1. Customer Experience is one of the key strategies for your business. | |
2. You have the full support of the Board for your CX program. | |
3. You are receiving feedback from every customer touchpoint. | |
4. There are reports with customer feedback being distributed here, there and everywhere across the business. Informing the various functions what they are doing to create Promoters and Detractors. |
That should be enough, right? Unfortunately not.
That is certainly a good starting point and covers the “Listening” component of a CX program. However, without a defined plan of action to come out of these reports, the program may lose impetus and become an expensive missed opportunity.
A Customer Experience Program, like any business initiative, is only effective if the execution is spot on.
You can summarise the stages of a Customer experience programs as:
1. Listen,
2. Engage and
3. Act.
Much of the focus for these programs is the execution of the Listening stage and the Act stage is not fully addressed. Therefore, this blog will provide tips on how to implement the “Act” stage in a measureable way.
1. Use insights from the “Listen” and “Engage” Stages
Firstly, I recommend that you use the insights from the “Listen” and “Engage” stages. This can help you to write a short list of business objectives.
For example, if you discover that the main reason you have been creating Detractors is “unhelpful staff”. One of your objectives could be “to decrease the number of customers that refer to unhelpful staff by 50%”.
2. Estimate the Financial Gain of Achieving that Objective
Secondly, the next stage is to estimate the financial gain of achieving that objective. By using the data you have harvested from the program. For example, customers that are satisfied with staff helpfulness are 10% more valuable than those that are dissatisfied (all other factors being the same e.g. sociodemographic profile, tenure, price sensitivity, product preferences). Consequently, this 10% increase in value is most likely related to an increase in brand loyalty/ preference.
To conclude this section, you now have clear information about what you need to improve and what the benefits will be.
3. Workshop Solutions to Achieve the Objective
Thirdly, the next stage is to workshop some solutions to achieve the objective. In fact, this can be organised with a Root Cause Analysis workshop. Here you delve into the reasons why you have complaints about “unhelpful staff” and possible solutions to the problem. Additionally, this process may uncover that staff lack confidence because their product knowledge is poor. Or perhaps they are demotivated because they feel underpaid.
4. Plan and Test Ideas Scientifically
Once you have a list of ideas for ways to achieve the objective, you build a plan to test out 2 or 3 of the ideas in a scientific way. For example, one of the ideas may be to run a staff training program for staff that get complaints about helpfulness. Moreover, to set up a reward system so that the staff with consistently excellent feedback from customers about their helpfulness are financially rewarded. Of course these plans will need to be tested out in different areas of the business and then reviewed against a control area that has not been involved in the plan.

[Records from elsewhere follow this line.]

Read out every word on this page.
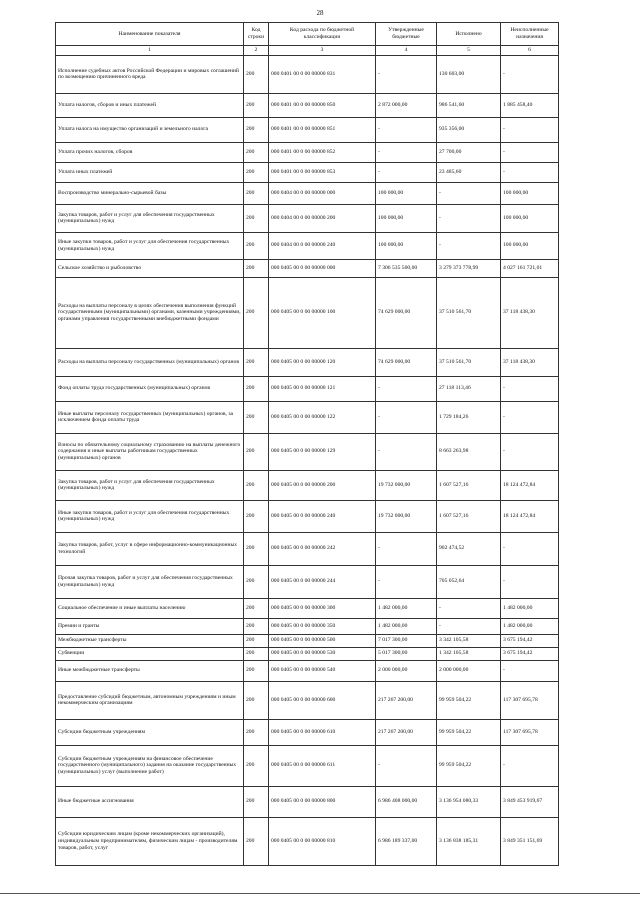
28
Наименование показателя	Код строки	Код расхода по бюджетной классификации	Утвержденные бюджетные	Исполнено	Неисполненные назначения
1	2	3	4	5	6
Исполнение судебных актов Российской Федерации и мировых соглашений по возмещению причиненного вреда	200	000 0401 00 0 00 00000 831	-	130 603,00	-
Уплата налогов, сборов и иных платежей	200	000 0401 00 0 00 00000 850	2 872 000,00	986 541,60	1 885 458,40
Уплата налога на имущество организаций и земельного налога	200	000 0401 00 0 00 00000 851	-	935 356,00	-
Уплата прочих налогов, сборов	200	000 0401 00 0 00 00000 852	-	27 700,00	-
Уплата иных платежей	200	000 0401 00 0 00 00000 853	-	23 485,60	-
Воспроизводство минерально-сырьевой базы	200	000 0404 00 0 00 00000 000	100 000,00	-	100 000,00
Закупка товаров, работ и услуг для обеспечения государственных (муниципальных) нужд	200	000 0404 00 0 00 00000 200	100 000,00	-	100 000,00
Иные закупки товаров, работ и услуг для обеспечения государственных (муниципальных) нужд	200	000 0404 00 0 00 00000 240	100 000,00	-	100 000,00
Сельское хозяйство и рыболовство	200	000 0405 00 0 00 00000 000	7 306 535 500,00	3 279 373 778,99	4 027 161 721,01
Расходы на выплаты персоналу в целях обеспечения выполнения функций государственными (муниципальными) органами, казенными учреждениями, органами управления государственными внебюджетными фондами	200	000 0405 00 0 00 00000 100	74 629 000,00	37 510 561,70	37 118 438,30
Расходы на выплаты персоналу государственных (муниципальных) органов	200	000 0405 00 0 00 00000 120	74 629 000,00	37 510 561,70	37 118 438,30
Фонд оплаты труда государственных (муниципальных) органов	200	000 0405 00 0 00 00000 121	-	27 118 113,46	-
Иные выплаты персоналу государственных (муниципальных) органов, за исключением фонда оплаты труда	200	000 0405 00 0 00 00000 122	-	1 729 184,26	-
Взносы по обязательному социальному страхованию на выплаты денежного содержания и иные выплаты работникам государственных (муниципальных) органов	200	000 0405 00 0 00 00000 129	-	8 663 263,98	-
Закупка товаров, работ и услуг для обеспечения государственных (муниципальных) нужд	200	000 0405 00 0 00 00000 200	19 732 000,00	1 607 527,16	18 124 472,84
Иные закупки товаров, работ и услуг для обеспечения государственных (муниципальных) нужд	200	000 0405 00 0 00 00000 240	19 732 000,00	1 607 527,16	18 124 472,84
Закупка товаров, работ, услуг в сфере информационно-коммуникационных технологий	200	000 0405 00 0 00 00000 242	-	902 474,52	-
Прочая закупка товаров, работ и услуг для обеспечения государственных (муниципальных) нужд	200	000 0405 00 0 00 00000 244	-	705 052,64	-
Социальное обеспечение и иные выплаты населению	200	000 0405 00 0 00 00000 300	1 482 000,00	-	1 482 000,00
Премии и гранты	200	000 0405 00 0 00 00000 350	1 482 000,00	-	1 482 000,00
Межбюджетные трансферты	200	000 0405 00 0 00 00000 500	7 017 300,00	3 342 105,58	3 675 194,42
Субвенции	200	000 0405 00 0 00 00000 530	5 017 300,00	1 342 105,58	3 675 194,42
Иные межбюджетные трансферты	200	000 0405 00 0 00 00000 540	2 000 000,00	2 000 000,00	-
Предоставление субсидий бюджетным, автономным учреждениям и иным некоммерческим организациям	200	000 0405 00 0 00 00000 600	217 267 200,00	99 959 504,22	117 307 695,78
Субсидии бюджетным учреждениям	200	000 0405 00 0 00 00000 610	217 267 200,00	99 959 504,22	117 307 695,78
Субсидии бюджетным учреждениям на финансовое обеспечение государственного (муниципального) задания на оказание государственных (муниципальных) услуг (выполнение работ)	200	000 0405 00 0 00 00000 611	-	99 959 504,22	-
Иные бюджетные ассигнования	200	000 0405 00 0 00 00000 800	6 986 408 000,00	3 136 954 080,33	3 849 453 919,67
Субсидии юридическим лицам (кроме некоммерческих организаций), индивидуальным предпринимателям, физическим лицам - производителям товаров, работ, услуг	200	000 0405 00 0 00 00000 810	6 986 189 337,00	3 136 838 185,31	3 849 351 151,69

This method of test and learn will not only identify which ideas are the most effective, but will also help you calculate the return on investment. Equally, the most effective ideas can be rolled out to the entire business with confidence.
5. A Continual Evolution and Process
Finally, The most important thing to remember is that this is ongoing process. As you work to resolve one issue, another may crop up and need to be addressed. So there is a need to constantly review the feedback from customers, prioritize the issues to resolve and keep testing different ideas.